Have been checking in every now and then. I thought I would share some past trips I went on. Spent 30 days this summer leading kids into the wilderness areas in CO and NM. 

Lead 2 groups in a 3 Night 4 day backpack in the Weminuche Wilderness, CO.... both were around 27 miles!

























































Banged out Wheeler Peak, NM highest summit at 13,161!


















Fished some alpine lakes and got rewarded for my efforts!


----------



## fishingfoolBG (Oct 30, 2007)

Some NM fish!

























And few from CO!
















Its fall in CO and NM!

Cheers!
FFBG


----------



## flylogicsteelhead (Oct 4, 2006)

Awesome pictures!


Outdoor Hub mobile, the outdoor information engine


----------



## fish on! (Oct 15, 2009)

I'm speechless! That's a whole different world, very beautiful country, and great fish. 

Excuse me while I start daydreaming.


----------



## fishingfoolBG (Oct 30, 2007)

Thanks guys, fishing here sure is different then back in Ohio. Sure miss those river smallies and steelhead!


----------



## T-180 (Oct 18, 2005)

A tiger muskie perhaps ......... sweet !!! Great pix & now I too am day dreaming of getting back out there.


----------



## Wow (May 17, 2010)

I always look forward to seeing what you're up to fishingfoolBG. Don't be a stranger.--Tim............................................................................................................................................................


----------



## mirrocraft mike (Mar 17, 2006)

Thats for sharing.Always enjoy reading and seeing pics of your adventures


----------



## fishingfoolBG (Oct 30, 2007)

Thanks again guys!

T-180- Sure is, they are such a blast to catch. Now im going after the big ones on my 8wt!

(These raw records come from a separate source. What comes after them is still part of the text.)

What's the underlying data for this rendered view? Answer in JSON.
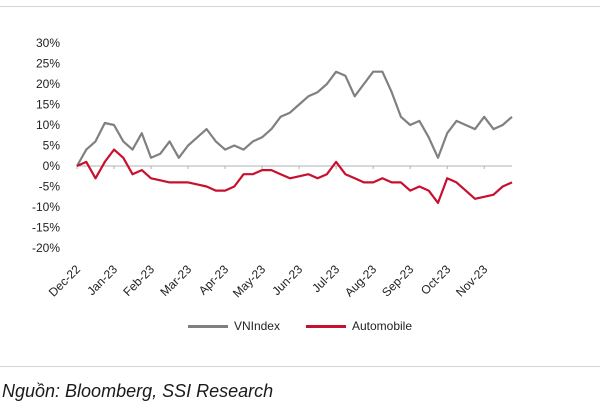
{
  "chart_data": {
    "type": "line",
    "title": "",
    "xlabel": "",
    "ylabel": "",
    "ylim": [
      -20,
      30
    ],
    "yticks": [
      30,
      25,
      20,
      15,
      10,
      5,
      0,
      -5,
      -10,
      -15,
      -20
    ],
    "ytick_labels": [
      "30%",
      "25%",
      "20%",
      "15%",
      "10%",
      "5%",
      "0%",
      "-5%",
      "-10%",
      "-15%",
      "-20%"
    ],
    "xtick_labels": [
      "Dec-22",
      "Jan-23",
      "Feb-23",
      "Mar-23",
      "Apr-23",
      "May-23",
      "Jun-23",
      "Jul-23",
      "Aug-23",
      "Sep-23",
      "Oct-23",
      "Nov-23"
    ],
    "x": [
      0,
      0.25,
      0.5,
      0.75,
      1,
      1.25,
      1.5,
      1.75,
      2,
      2.25,
      2.5,
      2.75,
      3,
      3.25,
      3.5,
      3.75,
      4,
      4.25,
      4.5,
      4.75,
      5,
      5.25,
      5.5,
      5.75,
      6,
      6.25,
      6.5,
      6.75,
      7,
      7.25,
      7.5,
      7.75,
      8,
      8.25,
      8.5,
      8.75,
      9,
      9.25,
      9.5,
      9.75,
      10,
      10.25,
      10.5,
      10.75,
      11,
      11.25,
      11.5,
      11.75
    ],
    "series": [
      {
        "name": "VNIndex",
        "color": "#808080",
        "values": [
          0,
          4,
          6,
          10.5,
          10,
          6,
          4,
          8,
          2,
          3,
          6,
          2,
          5,
          7,
          9,
          6,
          4,
          5,
          4,
          6,
          7,
          9,
          12,
          13,
          15,
          17,
          18,
          20,
          23,
          22,
          17,
          20,
          23,
          23,
          18,
          12,
          10,
          11,
          7,
          2,
          8,
          11,
          10,
          9,
          12,
          9,
          10,
          12
        ]
      },
      {
        "name": "Automobile",
        "color": "#c8102e",
        "values": [
          0,
          1,
          -3,
          1,
          4,
          2,
          -2,
          -1,
          -3,
          -3.5,
          -4,
          -4,
          -4,
          -4.5,
          -5,
          -6,
          -6,
          -5,
          -2,
          -2,
          -1,
          -1,
          -2,
          -3,
          -2.5,
          -2,
          -3,
          -2,
          1,
          -2,
          -3,
          -4,
          -4,
          -3,
          -4,
          -4,
          -6,
          -5,
          -6,
          -9,
          -3,
          -4,
          -6,
          -8,
          -7.5,
          -7,
          -5,
          -4
        ]
      }
    ]
  },
  "legend": [
    {
      "label": "VNIndex",
      "color": "#808080"
    },
    {
      "label": "Automobile",
      "color": "#c8102e"
    }
  ],
  "source": "Nguồn: Bloomberg, SSI Research"
}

Here's a few more tiger muskies I got this year.

























Got this bad boy on a 6wt!


----------



## JOE B (Nov 3, 2009)

Great photo's! Nature is awesome


----------



## fishinnick (Feb 19, 2011)

Awesome pics, thanks for sharing! That pike is sweet, and on a 6 wt!!! That had to have been fun!


----------



## stex1220 (Mar 23, 2009)

WOW! That is awesome! Nice fish


----------



## Fishin Chick (Feb 27, 2010)

These pictures are amazing!!


----------